Do not compress the schedule by skipping backups, form tests, redirects, accessibility review, or ownership checks. Those shortcuts simply move risk past launch. A better trade is to reduce scope while keeping the quality bar: launch six complete pages instead of twelve half-finished ones, or use a manual intake process before automating it in phase two.

Questions to ask when a provider promises a fast launch

  • Which deliverables are included before launch, and which are deferred?
  • How many business days do we have for each review?
  • What happens to the date if copy, photos, access, or approval is late?
  • Will the site use our final content or temporary text at acceptance?
  • Which browsers, screen sizes, forms, integrations, and accessibility checks are tested?
  • Who maps old URLs, installs redirects, checks analytics, and monitors launch?
  • What is the change process if we add pages or features after kickoff?
Can a small-business website be built in two weeks?

Sometimes, if the scope is small, content and brand assets are finished, features are familiar, one person can approve quickly, and the production team has reserved capacity. Ask what testing, strategy, and custom work fit inside that window. A two-week target is not suitable for every migration or integration.

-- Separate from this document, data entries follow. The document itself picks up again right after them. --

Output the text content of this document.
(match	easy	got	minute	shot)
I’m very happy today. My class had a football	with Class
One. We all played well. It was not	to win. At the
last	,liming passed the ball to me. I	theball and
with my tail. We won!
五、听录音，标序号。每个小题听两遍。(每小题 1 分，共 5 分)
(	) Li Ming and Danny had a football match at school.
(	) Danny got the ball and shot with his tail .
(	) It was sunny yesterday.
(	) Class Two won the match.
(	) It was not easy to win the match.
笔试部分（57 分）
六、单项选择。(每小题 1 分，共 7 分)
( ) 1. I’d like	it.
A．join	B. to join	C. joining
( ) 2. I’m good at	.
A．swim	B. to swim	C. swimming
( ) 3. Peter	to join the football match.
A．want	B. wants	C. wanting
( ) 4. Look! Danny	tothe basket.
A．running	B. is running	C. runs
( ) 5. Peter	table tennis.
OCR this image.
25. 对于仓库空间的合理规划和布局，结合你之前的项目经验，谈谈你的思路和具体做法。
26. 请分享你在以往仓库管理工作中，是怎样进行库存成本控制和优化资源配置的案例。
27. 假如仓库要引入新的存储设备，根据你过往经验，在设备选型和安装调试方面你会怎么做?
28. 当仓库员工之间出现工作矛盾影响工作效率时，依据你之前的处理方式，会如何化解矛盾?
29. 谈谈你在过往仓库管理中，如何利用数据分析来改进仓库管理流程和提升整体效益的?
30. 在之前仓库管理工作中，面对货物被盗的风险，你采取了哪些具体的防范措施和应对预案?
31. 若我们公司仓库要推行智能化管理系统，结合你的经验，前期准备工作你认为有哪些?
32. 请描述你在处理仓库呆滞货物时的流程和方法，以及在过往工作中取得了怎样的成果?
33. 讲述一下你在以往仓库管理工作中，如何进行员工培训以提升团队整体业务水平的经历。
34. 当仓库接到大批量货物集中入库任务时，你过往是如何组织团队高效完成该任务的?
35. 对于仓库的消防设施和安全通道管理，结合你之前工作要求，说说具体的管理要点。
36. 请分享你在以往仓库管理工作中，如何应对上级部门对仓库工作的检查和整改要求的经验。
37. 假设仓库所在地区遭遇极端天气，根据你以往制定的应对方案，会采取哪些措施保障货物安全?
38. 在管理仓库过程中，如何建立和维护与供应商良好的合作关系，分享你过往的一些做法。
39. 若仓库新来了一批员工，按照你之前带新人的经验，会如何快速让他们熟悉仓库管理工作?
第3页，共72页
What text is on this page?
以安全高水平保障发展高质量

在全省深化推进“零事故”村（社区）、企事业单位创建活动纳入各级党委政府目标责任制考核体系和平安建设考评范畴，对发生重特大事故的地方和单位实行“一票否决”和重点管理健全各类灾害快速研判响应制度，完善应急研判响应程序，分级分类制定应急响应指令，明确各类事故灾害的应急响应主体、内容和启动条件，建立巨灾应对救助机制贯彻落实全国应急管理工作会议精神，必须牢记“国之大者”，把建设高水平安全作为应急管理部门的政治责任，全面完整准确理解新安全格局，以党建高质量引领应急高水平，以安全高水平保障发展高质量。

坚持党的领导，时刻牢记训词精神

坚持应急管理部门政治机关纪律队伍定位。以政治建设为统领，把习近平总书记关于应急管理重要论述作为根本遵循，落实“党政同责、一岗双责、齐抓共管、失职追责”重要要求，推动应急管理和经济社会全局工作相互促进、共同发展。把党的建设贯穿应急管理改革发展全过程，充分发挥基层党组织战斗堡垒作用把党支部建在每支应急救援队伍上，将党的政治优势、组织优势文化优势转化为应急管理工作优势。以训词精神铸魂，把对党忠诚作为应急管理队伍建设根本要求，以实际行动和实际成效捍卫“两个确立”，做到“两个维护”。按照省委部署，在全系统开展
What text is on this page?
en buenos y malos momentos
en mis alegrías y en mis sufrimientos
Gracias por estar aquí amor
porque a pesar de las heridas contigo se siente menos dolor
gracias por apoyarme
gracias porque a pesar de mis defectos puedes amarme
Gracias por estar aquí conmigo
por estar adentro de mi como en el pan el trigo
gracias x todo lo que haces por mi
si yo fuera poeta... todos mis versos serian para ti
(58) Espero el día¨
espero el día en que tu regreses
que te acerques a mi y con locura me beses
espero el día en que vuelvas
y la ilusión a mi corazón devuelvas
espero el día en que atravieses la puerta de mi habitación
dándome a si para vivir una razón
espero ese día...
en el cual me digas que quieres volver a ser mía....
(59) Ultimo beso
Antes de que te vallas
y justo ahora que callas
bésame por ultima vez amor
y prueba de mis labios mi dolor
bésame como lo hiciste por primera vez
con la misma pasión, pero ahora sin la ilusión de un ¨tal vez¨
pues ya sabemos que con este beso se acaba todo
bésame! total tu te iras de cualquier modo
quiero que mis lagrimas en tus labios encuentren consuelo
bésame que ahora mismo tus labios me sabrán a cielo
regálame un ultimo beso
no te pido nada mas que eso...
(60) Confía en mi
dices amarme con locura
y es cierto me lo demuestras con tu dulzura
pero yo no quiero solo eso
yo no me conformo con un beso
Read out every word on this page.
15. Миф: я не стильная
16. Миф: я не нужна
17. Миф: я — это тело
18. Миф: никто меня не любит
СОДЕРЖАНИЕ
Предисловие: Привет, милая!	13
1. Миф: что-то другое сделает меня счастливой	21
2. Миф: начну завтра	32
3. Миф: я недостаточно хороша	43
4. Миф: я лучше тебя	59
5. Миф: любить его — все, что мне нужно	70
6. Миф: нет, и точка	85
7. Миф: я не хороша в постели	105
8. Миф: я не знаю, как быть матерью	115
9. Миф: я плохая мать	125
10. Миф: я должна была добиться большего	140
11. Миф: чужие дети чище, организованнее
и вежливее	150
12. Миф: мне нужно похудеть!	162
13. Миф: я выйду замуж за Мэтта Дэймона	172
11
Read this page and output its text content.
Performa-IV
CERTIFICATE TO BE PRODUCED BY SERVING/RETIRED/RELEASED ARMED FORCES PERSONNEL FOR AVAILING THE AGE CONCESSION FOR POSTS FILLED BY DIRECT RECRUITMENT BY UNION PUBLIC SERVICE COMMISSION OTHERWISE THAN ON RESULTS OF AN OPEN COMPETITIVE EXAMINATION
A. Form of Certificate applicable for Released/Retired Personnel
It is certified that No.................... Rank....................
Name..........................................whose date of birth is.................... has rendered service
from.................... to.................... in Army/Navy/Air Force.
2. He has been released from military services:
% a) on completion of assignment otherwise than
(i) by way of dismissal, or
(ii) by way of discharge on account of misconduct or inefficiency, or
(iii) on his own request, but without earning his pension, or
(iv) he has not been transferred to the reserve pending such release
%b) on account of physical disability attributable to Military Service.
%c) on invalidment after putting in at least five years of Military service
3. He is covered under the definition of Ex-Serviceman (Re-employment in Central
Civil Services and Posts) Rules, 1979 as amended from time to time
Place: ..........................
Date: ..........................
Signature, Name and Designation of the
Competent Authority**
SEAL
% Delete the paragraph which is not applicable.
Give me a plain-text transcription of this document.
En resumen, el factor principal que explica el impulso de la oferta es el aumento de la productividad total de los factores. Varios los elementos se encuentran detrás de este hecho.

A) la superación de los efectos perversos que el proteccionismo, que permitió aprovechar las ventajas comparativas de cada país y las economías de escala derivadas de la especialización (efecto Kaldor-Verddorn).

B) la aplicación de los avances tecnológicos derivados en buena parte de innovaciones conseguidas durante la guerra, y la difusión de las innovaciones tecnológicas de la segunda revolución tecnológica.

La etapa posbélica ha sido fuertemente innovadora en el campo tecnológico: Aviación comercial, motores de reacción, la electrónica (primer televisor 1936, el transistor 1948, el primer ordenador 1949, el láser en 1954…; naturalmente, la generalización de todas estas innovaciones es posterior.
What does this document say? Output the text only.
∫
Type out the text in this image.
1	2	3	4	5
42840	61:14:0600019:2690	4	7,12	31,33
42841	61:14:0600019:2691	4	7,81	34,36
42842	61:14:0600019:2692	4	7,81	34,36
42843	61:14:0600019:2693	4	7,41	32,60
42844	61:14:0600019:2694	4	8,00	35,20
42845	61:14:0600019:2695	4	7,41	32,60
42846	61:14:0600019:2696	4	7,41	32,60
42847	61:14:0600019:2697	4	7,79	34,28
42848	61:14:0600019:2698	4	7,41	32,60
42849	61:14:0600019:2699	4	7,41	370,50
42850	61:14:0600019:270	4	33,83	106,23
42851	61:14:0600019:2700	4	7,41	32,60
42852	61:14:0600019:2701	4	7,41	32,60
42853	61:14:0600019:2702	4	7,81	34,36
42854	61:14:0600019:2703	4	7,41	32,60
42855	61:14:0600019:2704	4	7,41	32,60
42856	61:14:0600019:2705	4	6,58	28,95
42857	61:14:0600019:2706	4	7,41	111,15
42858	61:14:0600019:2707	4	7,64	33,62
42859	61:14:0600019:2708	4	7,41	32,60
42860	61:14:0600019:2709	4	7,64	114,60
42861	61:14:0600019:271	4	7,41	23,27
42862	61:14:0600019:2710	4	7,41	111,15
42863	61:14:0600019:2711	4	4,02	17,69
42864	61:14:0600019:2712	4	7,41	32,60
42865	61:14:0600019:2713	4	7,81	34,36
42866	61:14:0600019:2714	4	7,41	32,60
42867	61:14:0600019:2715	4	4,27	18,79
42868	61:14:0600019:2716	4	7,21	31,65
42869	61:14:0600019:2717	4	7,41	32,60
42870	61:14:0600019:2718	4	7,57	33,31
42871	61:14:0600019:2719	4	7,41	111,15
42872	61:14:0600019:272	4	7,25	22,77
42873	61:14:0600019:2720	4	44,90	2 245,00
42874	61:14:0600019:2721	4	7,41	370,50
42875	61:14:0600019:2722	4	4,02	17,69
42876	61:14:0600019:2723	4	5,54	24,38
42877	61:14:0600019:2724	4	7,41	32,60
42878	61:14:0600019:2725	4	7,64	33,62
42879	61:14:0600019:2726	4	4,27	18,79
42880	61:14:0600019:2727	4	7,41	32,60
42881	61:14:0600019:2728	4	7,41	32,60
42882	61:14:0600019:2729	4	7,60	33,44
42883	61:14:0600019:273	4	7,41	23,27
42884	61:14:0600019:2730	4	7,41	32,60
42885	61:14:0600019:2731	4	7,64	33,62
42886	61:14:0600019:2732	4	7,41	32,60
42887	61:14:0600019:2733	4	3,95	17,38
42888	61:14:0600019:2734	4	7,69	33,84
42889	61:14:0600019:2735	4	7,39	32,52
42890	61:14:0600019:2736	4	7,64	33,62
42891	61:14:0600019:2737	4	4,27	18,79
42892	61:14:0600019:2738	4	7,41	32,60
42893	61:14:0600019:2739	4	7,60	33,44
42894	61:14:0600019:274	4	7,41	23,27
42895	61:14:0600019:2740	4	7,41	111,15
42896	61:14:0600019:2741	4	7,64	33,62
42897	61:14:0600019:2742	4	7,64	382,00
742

Does writing content happen before design?

The page purpose and core message should be known before detailed design. Copy and design can then overlap, especially when a writer works from approved page briefs. Designing around placeholder text often creates rework when the real content has a different length or structure.

How much time should client reviews take?

Two to five business days per formal checkpoint is common enough for planning, but the right window depends on the organization. Agree on a deadline that gives the necessary people time to review without letting the project go cold.

When is a website actually finished?

A launch is a controlled release, not the end of ownership. The agreed launch scope should be complete and tested, but analytics, user feedback, security updates, content changes, and conversion improvements continue after the site is live.